Pero también el hecho de hacer la comunión me trastocó un poco, pues me sabía de pe a pa la historia de Moisés, cuando abre el mar en dos y conduce a los esclavos hasta la tierra prometida, y sobre todo, la de Noé. Aunque solo las partes que me motivaban. Es decir, lo de la selección de las especies, no. Eso me aburría. Lo divertido llegaba cuando comenzaba a llover y todo el mundo se ahogaba excepto nuestro héroe y su familia. También recuerdo que me molestaba cuando llegaba la paloma blanca con la ramita de olivo en señal de que las aguas ya estaban bajas y había tierra firme. Me gustaba mucho más la incertidumbre y el suspense que proporcionaba la paloma negra, que la lanzaban al aire y no volvía nunca más.
No sé si dejaré ver a mi hijo esas películas siendo tan pequeño como yo lo era. Pero no creo que ello me haya dejado una tara más profunda que la que pueda tener cualquier persona. Tampoco sabría decir qué buscaba mi cerebro al montarme esos juegos de catástrofes. Tal vez, sentirme protegido o valeroso. No lo sé.

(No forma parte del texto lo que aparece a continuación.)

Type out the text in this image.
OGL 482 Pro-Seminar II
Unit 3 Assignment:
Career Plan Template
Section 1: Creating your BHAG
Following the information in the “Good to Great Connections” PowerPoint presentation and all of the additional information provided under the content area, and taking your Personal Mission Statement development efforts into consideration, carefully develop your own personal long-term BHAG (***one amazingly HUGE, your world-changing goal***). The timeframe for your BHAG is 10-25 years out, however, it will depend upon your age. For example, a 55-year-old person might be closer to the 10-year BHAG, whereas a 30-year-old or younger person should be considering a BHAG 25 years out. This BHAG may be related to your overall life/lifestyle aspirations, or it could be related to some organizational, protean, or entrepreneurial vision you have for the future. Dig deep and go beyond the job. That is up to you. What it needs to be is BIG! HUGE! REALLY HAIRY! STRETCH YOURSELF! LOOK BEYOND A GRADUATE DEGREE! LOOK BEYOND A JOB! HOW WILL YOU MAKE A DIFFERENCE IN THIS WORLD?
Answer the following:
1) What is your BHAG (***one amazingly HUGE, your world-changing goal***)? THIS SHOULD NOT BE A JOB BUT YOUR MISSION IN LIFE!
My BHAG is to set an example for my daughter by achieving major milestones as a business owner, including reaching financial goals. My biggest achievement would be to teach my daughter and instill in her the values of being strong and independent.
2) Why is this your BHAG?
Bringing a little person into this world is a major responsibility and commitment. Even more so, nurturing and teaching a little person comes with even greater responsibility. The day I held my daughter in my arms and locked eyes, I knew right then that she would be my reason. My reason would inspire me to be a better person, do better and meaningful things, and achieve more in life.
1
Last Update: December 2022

Lo que me alucina es que esas obsesiones no son solo mías. La fascinación por el fin del mundo parece ser un rasgo distintivo de nuestro fin de época. De hecho, ya he mencionado alguna vez esa especie de aforismo del filósofo esloveno Slavoi Zizek: nos es más fácil imaginar el fin del mundo que el fin del capitalismo, que ilustra cómo los mecanismos de la ideología del sistema nos hacen sentir como naturales cuestiones que no lo son, que fueron inventadas un día y, por tanto, morirán igual que nacieron. Pero no somos capaces de ver ese final. Nos cuesta lo imposible aventurar un mundo diferente. Y como eso requiere mucho esfuerzo, preferimos quedarnos entonces en lo cómodo, pensando en la catástrofe.
Al principio del virus nos regocijamos. Nos hacía hasta cierto punto gracia. Fue como si estuviéramos por fin viviendo dentro de una de esas pelis. Puesto que no teníamos los esquemas adecuados para ver un mundo nuevo después de todo esto, nos quedamos en lo fácil. Nos llamamos entre risas para contarnos cómo estaba el súper de vacío. Nos enviamos fotos con los estantes sin papel higiénico. Adecuamos la realidad a nuestras fantasías más ocultas. Pero luego ya no.
Y me pregunto si no será algo infantil todo esto. Nosotros, que lo tenemos todo, pensando en el fin del mundo, incapaces de imaginar una salida que no sea volver a lo malo conocido, en lugar de soñar con lo bueno por conocer. Creo que vamos a tener que aplicar ingentes cantidades de inteligencia individual y colectiva, de las mejores y más justas fantasías nuestras, para inventarnos una nueva tierra firme, una vez las aguas hayan desaparecido, un lugar donde podamos reescribir el final de la película y donde, por una vez, no se salven solamente el héroe guapo y la chica impresionante.